3.08.2012

la grammaire est sexy/2 La naissance du temps

Si elle ne servait qu'à décrire une langue n'en serait pas une et un geste, des gestes, des cris ou succession de cris, des panneaux indicateurs suffiraient amplement.
On a l'air assez idiot avec l'image d'une pomme par exemple, sans savoir quoi en faire.
Un mot en lui-même, isolé, comme perdu, ne signifie strictement rien. Et même hors de la phrase, il reste bien nu, sans au minimum deux locuteurs pour se le partager, deux locuteurs ayant en commun une référence relativement similaire (que cette pomme ne soit pas une poire).

A l'extrême-naissance d'une langue, il y a cette nécessité devenue vitale, cette urgence d'organiser des choses éparses, de faire interagir l'image que l'on se fait de quelque chose avec cette chose elle-même et de transmettre cette impression, tant bien que mal à un autre potentiellement intéressé.

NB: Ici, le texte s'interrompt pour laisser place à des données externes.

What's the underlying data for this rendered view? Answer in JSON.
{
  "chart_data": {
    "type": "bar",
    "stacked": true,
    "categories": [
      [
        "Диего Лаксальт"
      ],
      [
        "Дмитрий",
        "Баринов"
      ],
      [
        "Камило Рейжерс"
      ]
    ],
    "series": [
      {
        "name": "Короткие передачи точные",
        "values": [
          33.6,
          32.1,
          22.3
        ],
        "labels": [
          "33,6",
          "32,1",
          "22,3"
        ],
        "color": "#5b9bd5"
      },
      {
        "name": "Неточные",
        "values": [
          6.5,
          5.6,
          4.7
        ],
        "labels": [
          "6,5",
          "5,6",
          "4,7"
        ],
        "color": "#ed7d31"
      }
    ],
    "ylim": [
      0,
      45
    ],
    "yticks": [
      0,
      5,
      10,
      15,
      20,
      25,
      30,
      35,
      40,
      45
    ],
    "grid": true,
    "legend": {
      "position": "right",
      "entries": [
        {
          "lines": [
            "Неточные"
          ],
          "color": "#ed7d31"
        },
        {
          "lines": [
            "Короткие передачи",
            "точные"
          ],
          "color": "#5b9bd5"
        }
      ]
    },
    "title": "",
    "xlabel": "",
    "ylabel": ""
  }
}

La langue en quelque sorte se trouve alors être la marque d'une frustration du dire, le besoin d'évacuer de notre tête quelque chose qui y prend trop de place, un tue-solitude en somme.

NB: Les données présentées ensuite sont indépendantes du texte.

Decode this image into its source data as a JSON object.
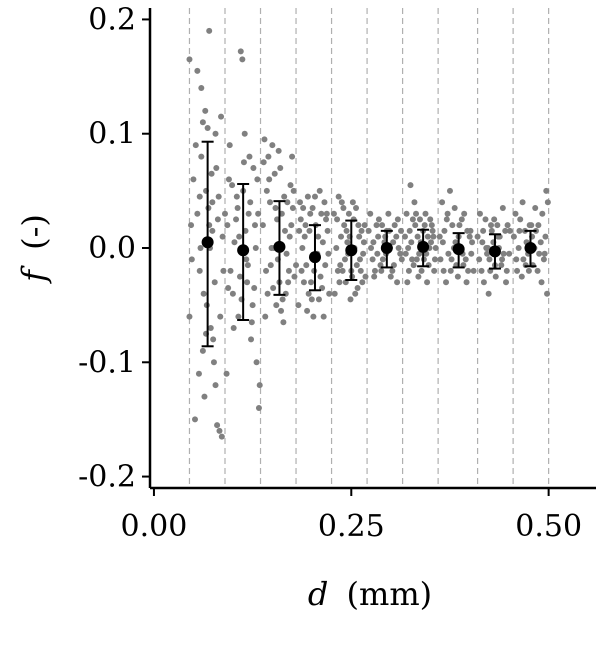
{
  "chart_data": {
    "type": "scatter",
    "xlabel_var": "d",
    "xlabel_unit": "(mm)",
    "ylabel_var": "f",
    "ylabel_unit": "(-)",
    "xlim": [
      -0.005,
      0.56
    ],
    "ylim": [
      -0.21,
      0.21
    ],
    "x_ticks": [
      0.0,
      0.25,
      0.5
    ],
    "x_tick_labels": [
      "0.00",
      "0.25",
      "0.50"
    ],
    "y_ticks": [
      0.2,
      0.1,
      0.0,
      -0.1,
      -0.2
    ],
    "y_tick_labels": [
      "0.2",
      "0.1",
      "0.0",
      "-0.1",
      "-0.2"
    ],
    "bin_edges": [
      0.045,
      0.09,
      0.135,
      0.18,
      0.225,
      0.27,
      0.315,
      0.36,
      0.41,
      0.455,
      0.5
    ],
    "grid": "vertical dashed at bin edges",
    "colors": {
      "scatter": "#808080",
      "means": "#000000",
      "grid": "#b0b0b0"
    },
    "means": [
      {
        "x": 0.068,
        "y": 0.005,
        "err_low": -0.086,
        "err_high": 0.093
      },
      {
        "x": 0.113,
        "y": -0.002,
        "err_low": -0.063,
        "err_high": 0.056
      },
      {
        "x": 0.159,
        "y": 0.001,
        "err_low": -0.041,
        "err_high": 0.041
      },
      {
        "x": 0.204,
        "y": -0.008,
        "err_low": -0.037,
        "err_high": 0.02
      },
      {
        "x": 0.25,
        "y": -0.002,
        "err_low": -0.028,
        "err_high": 0.024
      },
      {
        "x": 0.295,
        "y": 0.0,
        "err_low": -0.017,
        "err_high": 0.015
      },
      {
        "x": 0.341,
        "y": 0.001,
        "err_low": -0.016,
        "err_high": 0.016
      },
      {
        "x": 0.386,
        "y": -0.001,
        "err_low": -0.017,
        "err_high": 0.013
      },
      {
        "x": 0.432,
        "y": -0.003,
        "err_low": -0.018,
        "err_high": 0.012
      },
      {
        "x": 0.477,
        "y": 0.0,
        "err_low": -0.016,
        "err_high": 0.015
      }
    ],
    "scatter_points": [
      [
        0.045,
        0.165
      ],
      [
        0.055,
        0.155
      ],
      [
        0.06,
        0.14
      ],
      [
        0.065,
        0.12
      ],
      [
        0.07,
        0.19
      ],
      [
        0.062,
        0.11
      ],
      [
        0.068,
        0.105
      ],
      [
        0.05,
        0.06
      ],
      [
        0.055,
        0.03
      ],
      [
        0.058,
        -0.02
      ],
      [
        0.06,
        0.08
      ],
      [
        0.063,
        -0.04
      ],
      [
        0.066,
        0.05
      ],
      [
        0.07,
        0.02
      ],
      [
        0.072,
        -0.07
      ],
      [
        0.074,
        0.04
      ],
      [
        0.076,
        -0.1
      ],
      [
        0.078,
        -0.12
      ],
      [
        0.08,
        -0.155
      ],
      [
        0.083,
        -0.16
      ],
      [
        0.086,
        -0.165
      ],
      [
        0.052,
        -0.15
      ],
      [
        0.057,
        -0.11
      ],
      [
        0.062,
        -0.09
      ],
      [
        0.067,
        -0.05
      ],
      [
        0.071,
        0.0
      ],
      [
        0.073,
        0.065
      ],
      [
        0.077,
        -0.03
      ],
      [
        0.079,
        0.07
      ],
      [
        0.081,
        0.025
      ],
      [
        0.084,
        -0.06
      ],
      [
        0.087,
        0.01
      ],
      [
        0.048,
        -0.01
      ],
      [
        0.053,
        0.09
      ],
      [
        0.059,
        0.0
      ],
      [
        0.064,
        -0.13
      ],
      [
        0.069,
        0.035
      ],
      [
        0.075,
        -0.08
      ],
      [
        0.082,
        0.045
      ],
      [
        0.088,
        -0.02
      ],
      [
        0.045,
        -0.06
      ],
      [
        0.047,
        0.02
      ],
      [
        0.085,
        0.115
      ],
      [
        0.078,
        0.1
      ],
      [
        0.09,
        0.03
      ],
      [
        0.066,
        -0.075
      ],
      [
        0.074,
        0.015
      ],
      [
        0.058,
        0.045
      ],
      [
        0.095,
        0.06
      ],
      [
        0.1,
        -0.04
      ],
      [
        0.105,
        0.045
      ],
      [
        0.11,
        0.172
      ],
      [
        0.112,
        0.165
      ],
      [
        0.115,
        0.1
      ],
      [
        0.118,
        -0.03
      ],
      [
        0.12,
        0.03
      ],
      [
        0.123,
        -0.08
      ],
      [
        0.126,
        0.07
      ],
      [
        0.13,
        -0.1
      ],
      [
        0.093,
        0.02
      ],
      [
        0.097,
        -0.02
      ],
      [
        0.102,
        0.005
      ],
      [
        0.107,
        -0.06
      ],
      [
        0.113,
        0.05
      ],
      [
        0.117,
        -0.01
      ],
      [
        0.121,
        0.08
      ],
      [
        0.125,
        -0.05
      ],
      [
        0.128,
        0.02
      ],
      [
        0.131,
        0.06
      ],
      [
        0.134,
        -0.12
      ],
      [
        0.133,
        -0.14
      ],
      [
        0.092,
        -0.11
      ],
      [
        0.096,
        0.09
      ],
      [
        0.101,
        -0.07
      ],
      [
        0.106,
        0.035
      ],
      [
        0.111,
        -0.045
      ],
      [
        0.116,
        0.015
      ],
      [
        0.119,
        -0.015
      ],
      [
        0.122,
        0.04
      ],
      [
        0.127,
        -0.035
      ],
      [
        0.129,
        0.0
      ],
      [
        0.104,
        0.025
      ],
      [
        0.109,
        -0.025
      ],
      [
        0.114,
        0.075
      ],
      [
        0.124,
        -0.065
      ],
      [
        0.099,
        0.055
      ],
      [
        0.132,
        0.03
      ],
      [
        0.094,
        -0.035
      ],
      [
        0.108,
        0.01
      ],
      [
        0.14,
        0.095
      ],
      [
        0.145,
        0.08
      ],
      [
        0.15,
        0.09
      ],
      [
        0.155,
        -0.05
      ],
      [
        0.16,
        0.07
      ],
      [
        0.165,
        0.045
      ],
      [
        0.17,
        -0.03
      ],
      [
        0.175,
        0.08
      ],
      [
        0.138,
        0.02
      ],
      [
        0.142,
        -0.02
      ],
      [
        0.147,
        0.04
      ],
      [
        0.152,
        0.0
      ],
      [
        0.157,
        -0.01
      ],
      [
        0.162,
        0.03
      ],
      [
        0.167,
        -0.04
      ],
      [
        0.172,
        0.01
      ],
      [
        0.177,
        0.05
      ],
      [
        0.141,
        -0.06
      ],
      [
        0.146,
        0.06
      ],
      [
        0.151,
        -0.035
      ],
      [
        0.156,
        0.025
      ],
      [
        0.161,
        -0.055
      ],
      [
        0.166,
        0.015
      ],
      [
        0.171,
        -0.02
      ],
      [
        0.176,
        0.035
      ],
      [
        0.143,
        0.05
      ],
      [
        0.153,
        0.065
      ],
      [
        0.163,
        -0.045
      ],
      [
        0.173,
        0.055
      ],
      [
        0.148,
        -0.015
      ],
      [
        0.158,
        0.085
      ],
      [
        0.168,
        -0.005
      ],
      [
        0.178,
        -0.025
      ],
      [
        0.139,
        0.075
      ],
      [
        0.144,
        -0.04
      ],
      [
        0.154,
        0.035
      ],
      [
        0.164,
        -0.065
      ],
      [
        0.174,
        0.02
      ],
      [
        0.149,
        0.0
      ],
      [
        0.159,
        -0.03
      ],
      [
        0.169,
        0.04
      ],
      [
        0.18,
        -0.015
      ],
      [
        0.185,
        0.04
      ],
      [
        0.19,
        -0.03
      ],
      [
        0.195,
        0.045
      ],
      [
        0.2,
        -0.045
      ],
      [
        0.205,
        0.02
      ],
      [
        0.21,
        0.05
      ],
      [
        0.215,
        -0.06
      ],
      [
        0.22,
        0.015
      ],
      [
        0.188,
        0.0
      ],
      [
        0.193,
        -0.015
      ],
      [
        0.198,
        0.03
      ],
      [
        0.203,
        -0.02
      ],
      [
        0.208,
        0.01
      ],
      [
        0.213,
        -0.035
      ],
      [
        0.218,
        0.025
      ],
      [
        0.183,
        -0.05
      ],
      [
        0.186,
        0.025
      ],
      [
        0.191,
        0.01
      ],
      [
        0.196,
        -0.04
      ],
      [
        0.201,
        0.035
      ],
      [
        0.206,
        -0.01
      ],
      [
        0.211,
        -0.025
      ],
      [
        0.216,
        0.04
      ],
      [
        0.221,
        -0.005
      ],
      [
        0.184,
        0.015
      ],
      [
        0.194,
        -0.055
      ],
      [
        0.204,
        0.045
      ],
      [
        0.214,
        0.005
      ],
      [
        0.189,
        0.035
      ],
      [
        0.199,
        -0.03
      ],
      [
        0.209,
        -0.045
      ],
      [
        0.219,
        0.03
      ],
      [
        0.187,
        -0.02
      ],
      [
        0.197,
        0.015
      ],
      [
        0.207,
        -0.005
      ],
      [
        0.217,
        -0.015
      ],
      [
        0.192,
        0.02
      ],
      [
        0.202,
        -0.06
      ],
      [
        0.212,
        0.03
      ],
      [
        0.222,
        -0.04
      ],
      [
        0.228,
        0.03
      ],
      [
        0.233,
        -0.02
      ],
      [
        0.238,
        0.04
      ],
      [
        0.243,
        -0.03
      ],
      [
        0.248,
        0.01
      ],
      [
        0.253,
        0.025
      ],
      [
        0.258,
        -0.035
      ],
      [
        0.263,
        0.015
      ],
      [
        0.231,
        0.0
      ],
      [
        0.236,
        -0.015
      ],
      [
        0.241,
        0.02
      ],
      [
        0.246,
        -0.005
      ],
      [
        0.251,
        -0.025
      ],
      [
        0.256,
        0.035
      ],
      [
        0.261,
        -0.01
      ],
      [
        0.266,
        0.005
      ],
      [
        0.229,
        -0.04
      ],
      [
        0.234,
        0.045
      ],
      [
        0.239,
        -0.02
      ],
      [
        0.244,
        0.015
      ],
      [
        0.249,
        -0.045
      ],
      [
        0.254,
        0.0
      ],
      [
        0.259,
        0.02
      ],
      [
        0.264,
        -0.03
      ],
      [
        0.232,
        0.025
      ],
      [
        0.242,
        -0.01
      ],
      [
        0.252,
        0.04
      ],
      [
        0.262,
        -0.02
      ],
      [
        0.237,
        0.01
      ],
      [
        0.247,
        0.03
      ],
      [
        0.257,
        -0.015
      ],
      [
        0.267,
        0.02
      ],
      [
        0.235,
        -0.03
      ],
      [
        0.245,
        0.005
      ],
      [
        0.255,
        -0.04
      ],
      [
        0.265,
        -0.005
      ],
      [
        0.24,
        0.035
      ],
      [
        0.25,
        -0.02
      ],
      [
        0.26,
        0.01
      ],
      [
        0.268,
        -0.025
      ],
      [
        0.272,
        0.015
      ],
      [
        0.277,
        -0.01
      ],
      [
        0.282,
        0.02
      ],
      [
        0.287,
        -0.015
      ],
      [
        0.292,
        0.005
      ],
      [
        0.297,
        0.03
      ],
      [
        0.302,
        -0.02
      ],
      [
        0.307,
        0.01
      ],
      [
        0.312,
        -0.005
      ],
      [
        0.275,
        0.0
      ],
      [
        0.28,
        -0.02
      ],
      [
        0.285,
        0.025
      ],
      [
        0.29,
        -0.01
      ],
      [
        0.295,
        0.015
      ],
      [
        0.3,
        -0.025
      ],
      [
        0.305,
        0.02
      ],
      [
        0.31,
        0.0
      ],
      [
        0.274,
        0.03
      ],
      [
        0.279,
        -0.025
      ],
      [
        0.284,
        0.01
      ],
      [
        0.289,
        0.02
      ],
      [
        0.294,
        -0.005
      ],
      [
        0.299,
        0.0
      ],
      [
        0.304,
        -0.015
      ],
      [
        0.309,
        0.025
      ],
      [
        0.314,
        -0.01
      ],
      [
        0.278,
        0.005
      ],
      [
        0.288,
        -0.02
      ],
      [
        0.298,
        0.015
      ],
      [
        0.308,
        -0.03
      ],
      [
        0.283,
        -0.005
      ],
      [
        0.293,
        0.01
      ],
      [
        0.303,
        0.005
      ],
      [
        0.313,
        0.015
      ],
      [
        0.318,
        0.01
      ],
      [
        0.323,
        -0.02
      ],
      [
        0.328,
        0.025
      ],
      [
        0.333,
        -0.01
      ],
      [
        0.338,
        0.005
      ],
      [
        0.343,
        0.02
      ],
      [
        0.348,
        -0.015
      ],
      [
        0.353,
        0.015
      ],
      [
        0.32,
        0.03
      ],
      [
        0.325,
        0.055
      ],
      [
        0.33,
        0.04
      ],
      [
        0.335,
        -0.025
      ],
      [
        0.34,
        0.0
      ],
      [
        0.345,
        -0.005
      ],
      [
        0.35,
        0.025
      ],
      [
        0.355,
        -0.02
      ],
      [
        0.319,
        -0.005
      ],
      [
        0.324,
        0.015
      ],
      [
        0.329,
        -0.015
      ],
      [
        0.334,
        0.01
      ],
      [
        0.339,
        -0.02
      ],
      [
        0.344,
        0.03
      ],
      [
        0.349,
        0.0
      ],
      [
        0.354,
        0.01
      ],
      [
        0.321,
        -0.03
      ],
      [
        0.326,
        0.005
      ],
      [
        0.331,
        0.02
      ],
      [
        0.336,
        -0.005
      ],
      [
        0.341,
        0.015
      ],
      [
        0.346,
        -0.03
      ],
      [
        0.351,
        0.005
      ],
      [
        0.356,
        -0.01
      ],
      [
        0.322,
        0.0
      ],
      [
        0.332,
        0.03
      ],
      [
        0.342,
        -0.01
      ],
      [
        0.352,
        0.02
      ],
      [
        0.327,
        -0.01
      ],
      [
        0.337,
        0.025
      ],
      [
        0.347,
        0.01
      ],
      [
        0.357,
        0.0
      ],
      [
        0.362,
        0.01
      ],
      [
        0.367,
        -0.02
      ],
      [
        0.372,
        0.03
      ],
      [
        0.377,
        -0.01
      ],
      [
        0.382,
        0.005
      ],
      [
        0.387,
        0.02
      ],
      [
        0.392,
        -0.015
      ],
      [
        0.397,
        0.015
      ],
      [
        0.402,
        -0.005
      ],
      [
        0.365,
        0.04
      ],
      [
        0.37,
        -0.03
      ],
      [
        0.375,
        0.05
      ],
      [
        0.38,
        0.0
      ],
      [
        0.385,
        -0.025
      ],
      [
        0.39,
        0.025
      ],
      [
        0.395,
        -0.01
      ],
      [
        0.4,
        0.01
      ],
      [
        0.405,
        -0.02
      ],
      [
        0.363,
        -0.01
      ],
      [
        0.368,
        0.015
      ],
      [
        0.373,
        -0.005
      ],
      [
        0.378,
        0.02
      ],
      [
        0.383,
        -0.015
      ],
      [
        0.388,
        0.0
      ],
      [
        0.393,
        0.03
      ],
      [
        0.398,
        -0.02
      ],
      [
        0.403,
        0.005
      ],
      [
        0.366,
        0.005
      ],
      [
        0.376,
        -0.02
      ],
      [
        0.386,
        0.01
      ],
      [
        0.396,
        -0.03
      ],
      [
        0.371,
        0.025
      ],
      [
        0.381,
        0.035
      ],
      [
        0.391,
        -0.005
      ],
      [
        0.401,
        0.015
      ],
      [
        0.41,
        0.01
      ],
      [
        0.415,
        -0.02
      ],
      [
        0.42,
        0.025
      ],
      [
        0.425,
        -0.01
      ],
      [
        0.43,
        0.005
      ],
      [
        0.435,
        0.02
      ],
      [
        0.44,
        -0.015
      ],
      [
        0.445,
        0.015
      ],
      [
        0.45,
        -0.005
      ],
      [
        0.413,
        0.03
      ],
      [
        0.418,
        -0.03
      ],
      [
        0.423,
        0.0
      ],
      [
        0.428,
        0.015
      ],
      [
        0.433,
        -0.025
      ],
      [
        0.438,
        0.01
      ],
      [
        0.443,
        -0.005
      ],
      [
        0.448,
        0.02
      ],
      [
        0.412,
        -0.01
      ],
      [
        0.417,
        0.015
      ],
      [
        0.422,
        -0.005
      ],
      [
        0.427,
        0.02
      ],
      [
        0.432,
        -0.015
      ],
      [
        0.437,
        0.0
      ],
      [
        0.442,
        0.035
      ],
      [
        0.447,
        -0.02
      ],
      [
        0.416,
        0.005
      ],
      [
        0.426,
        -0.02
      ],
      [
        0.436,
        0.01
      ],
      [
        0.446,
        -0.03
      ],
      [
        0.421,
        0.0
      ],
      [
        0.431,
        0.025
      ],
      [
        0.441,
        -0.01
      ],
      [
        0.451,
        0.015
      ],
      [
        0.424,
        -0.04
      ],
      [
        0.456,
        0.01
      ],
      [
        0.46,
        -0.02
      ],
      [
        0.464,
        0.025
      ],
      [
        0.468,
        -0.01
      ],
      [
        0.472,
        0.005
      ],
      [
        0.476,
        0.02
      ],
      [
        0.48,
        -0.015
      ],
      [
        0.484,
        0.015
      ],
      [
        0.488,
        -0.005
      ],
      [
        0.492,
        0.03
      ],
      [
        0.496,
        0.01
      ],
      [
        0.458,
        0.03
      ],
      [
        0.462,
        0.0
      ],
      [
        0.466,
        -0.025
      ],
      [
        0.47,
        0.015
      ],
      [
        0.474,
        -0.005
      ],
      [
        0.478,
        0.02
      ],
      [
        0.482,
        0.0
      ],
      [
        0.486,
        -0.02
      ],
      [
        0.49,
        0.005
      ],
      [
        0.494,
        -0.01
      ],
      [
        0.459,
        -0.01
      ],
      [
        0.467,
        0.04
      ],
      [
        0.475,
        -0.02
      ],
      [
        0.483,
        0.035
      ],
      [
        0.491,
        -0.03
      ],
      [
        0.497,
        0.05
      ],
      [
        0.499,
        0.04
      ],
      [
        0.498,
        -0.04
      ],
      [
        0.463,
        0.015
      ],
      [
        0.471,
        -0.015
      ],
      [
        0.479,
        0.01
      ],
      [
        0.487,
        0.02
      ],
      [
        0.495,
        -0.005
      ]
    ]
  }
}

On pourrait aussi l'imaginer, non comme la naissance de l'action, mais le besoin d'échanger cette idée de l'action. Un incapacité à agir seul, la mise en commun d'un projet.

Une société peut très bien vivre et survivre avec un langage limité. La langue elle, devient alors une portée et au-delà de la portée un rappel, une transmission, non du savoir, mais de l'erreur.

Oui, des actions simples peuvent toujours se traduire au moyen de ces mêmes cris et gestuelles, comme des fonctions attributives (la pomme est bonne) ou possessives (j'ai une pomme, c'est ma pomme) s'en suffisent aisément.

Mais ce n'est que lorsque l'action quitte l'immédiate nécessité, sa présence plus ou moins proche, que son dire nécessite une complexité nouvelle.

Se projeter. Préparer. Rappeler.


Le temps avant la langue n'existait pas. Il est pure invention des sociétés hominidées qui l'ont créé pour sortir de l'éternité, pour se faire au monde, se construire et tuer la mort.